Reputation: 10709
I have a Z-shell configuration that I use on multiple servers and my personal computer. On my personal computer I have an alias to an executable we will call foo
. Here is the line in my zshrc to alias to this program:
alias foo=/path/to/foo
On several servers the path to foo
is different and I can not move it to a common directory like ~/bin
:
alias foo=/sever/path/to/foo
I need the alias to be foo on all machines, so I cannot create two seperate alias like foo and foo-server for example. Is there a way to have the Z-shell detect what machine I am on and change the alias to foo automatically?

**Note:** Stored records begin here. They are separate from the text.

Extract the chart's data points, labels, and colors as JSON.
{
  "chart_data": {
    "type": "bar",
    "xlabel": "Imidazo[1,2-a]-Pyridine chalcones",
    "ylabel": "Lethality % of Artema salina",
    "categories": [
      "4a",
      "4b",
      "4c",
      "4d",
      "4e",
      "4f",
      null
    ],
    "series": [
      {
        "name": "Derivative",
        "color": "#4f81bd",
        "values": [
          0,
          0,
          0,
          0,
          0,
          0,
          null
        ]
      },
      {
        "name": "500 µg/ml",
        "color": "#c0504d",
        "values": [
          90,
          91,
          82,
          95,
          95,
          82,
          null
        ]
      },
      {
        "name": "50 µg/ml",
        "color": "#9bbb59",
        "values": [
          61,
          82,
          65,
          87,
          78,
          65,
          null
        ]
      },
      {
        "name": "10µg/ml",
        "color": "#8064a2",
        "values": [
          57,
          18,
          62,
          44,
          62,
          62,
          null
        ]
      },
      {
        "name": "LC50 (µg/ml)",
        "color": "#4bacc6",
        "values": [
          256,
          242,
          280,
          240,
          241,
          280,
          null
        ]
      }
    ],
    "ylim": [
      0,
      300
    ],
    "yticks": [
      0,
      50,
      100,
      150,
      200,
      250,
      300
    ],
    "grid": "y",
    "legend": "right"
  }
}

Naively, something like:
if on personal computer:
alias foo=/path/to/foo
else:
alias foo=/sever/path/to/foo
Upvotes: 0
Views: 76
Reputation: 10709
For anyone else that comes across this, the best solution I could find is:
#{{{ Alias foo if it is in a specific location
if [[ -x ="/path/to/foo" ]]; then
alias foo='/path/to/foo'
fi
#}}}
Thanks to larsmans for suggesting the -x
flag
Upvotes: 1
Reputation: 2117
You should not use anything zsh specific. You can use hostname (or domainname or use the variable hostname set by zsh) and check whether on your pc or server. Then branch. This avoids the problem created if the file /path/to/foo exists but is not the right one, which the larsmans answer creates.